David “Duke” Boylan-Kolchin may have scored 25 goals and maintained a 100% catching percentage with the Breeze in 2015, but his introduction to ultimate was fairly ordinary. Picture the quintessential summer camp experience that many kids, future ultimate players and not, share; a mob of 10-year olds chasing some plastic and a teenaged counselor around without any semblance of organization. From these humble roots, Duke went on to play for his high school team, and qualified for high school Nationals in 1999 and 2000. He continued playing at Columbia University.
When summer club season rolled around, he went out for a middle of the road team in Brooklyn, doubting he could play high-level. When he cleaned up at tryouts, he started to get the hint. It took a first round draft pick for New York City’s summer league for him to realize he was “good” at Ultimate. Duke went on to play club in New York for 8 years, on PoNY for 5 of them, including their inaugural season in 2005. He was a linchpin in bringing PoNY to their first nationals in 2008, scoring six goals, including the game winner, and grabbing seven Ds in the game to go.
In 2010, graduate school at American University brought Duke to DC and to Truck Stop. Duke’s experience on Truck was “reinvigorating;” he had been on the verge of hanging up his cleats post-PoNY. Thankfully, that thought was short lived. Duke recalls beating Chain Lightning 15-12 at Nationals that year, and his wife Sara recalls the details. “He had a bazillion Ds. It was amazing.”
Duke played offense for his first 5 or 6 club years but moved to the defensive line until this past season when returned as offensive cutter with both Truck and the Breeze. He describes himself as an “opportunistic and patient” player on both O and D. Subtlety, to the point of being “sneaky” is one of his strong suits. Whether he intentionally plays mind games is up for debate but Duke does lull his opponent into a false sense of confidence, waiting for them to underestimate him. They think, “‘oh he’s just standing there, jogging, whatever…’” and then he takes off. “I think it’s one of my strengths.”
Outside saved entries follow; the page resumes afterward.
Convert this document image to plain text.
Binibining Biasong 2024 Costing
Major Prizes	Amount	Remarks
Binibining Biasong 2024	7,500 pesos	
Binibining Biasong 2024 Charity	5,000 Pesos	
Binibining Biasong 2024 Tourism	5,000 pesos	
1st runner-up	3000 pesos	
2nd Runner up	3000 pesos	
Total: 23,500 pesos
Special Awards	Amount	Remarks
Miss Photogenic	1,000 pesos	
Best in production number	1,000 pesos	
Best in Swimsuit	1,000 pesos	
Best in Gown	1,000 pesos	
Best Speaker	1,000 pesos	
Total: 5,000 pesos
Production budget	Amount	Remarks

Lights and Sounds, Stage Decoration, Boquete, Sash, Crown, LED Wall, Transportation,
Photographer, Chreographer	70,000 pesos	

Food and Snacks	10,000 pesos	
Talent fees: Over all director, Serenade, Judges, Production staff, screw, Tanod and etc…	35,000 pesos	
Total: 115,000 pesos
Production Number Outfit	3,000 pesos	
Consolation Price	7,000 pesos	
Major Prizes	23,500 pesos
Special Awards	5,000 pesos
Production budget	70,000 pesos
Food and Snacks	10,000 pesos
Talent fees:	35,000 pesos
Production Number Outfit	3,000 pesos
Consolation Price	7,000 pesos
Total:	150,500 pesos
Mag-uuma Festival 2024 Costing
“I’m continually adjusting as I get older,” Duke says. “I used to rely on explosiveness and speed” and now he grumbles, he has to lay out to secure the D. “I’ll go back to tennis when I’m too broken for ultimate.”
Duke looks forward to the Breeze coming together for its most competitive season yet. In Duke’s eyes, everyone who plays for the Breeze plays for the “camaraderie, the way the team gets along.” Of course, playing for Dutchy (“the best coach in the world”) is a big draw, too. “He just has this perspective on the game as a whole.” Dutchy’s experience with many diverse, high level teams plus the Breeze camaraderie, the spirit of standing on the line alongside a group people you genuinely enjoy playing with, encouraged Duke to join the Breeze roster in 2015 and kept him hooked for 2016. At the same time he recognizes that seasonal transitions, and converting conviviality into competitiveness, can be challenging. “How do you grow [from that], go ‘from this team is really fun to play for’” to a force in the League? With the caliber of players already stacked on the Breeze 2016 roster and Dutchy at the helm, they won’t have too much trouble. Duke knows “it’ll be some good ultimate, for sure.”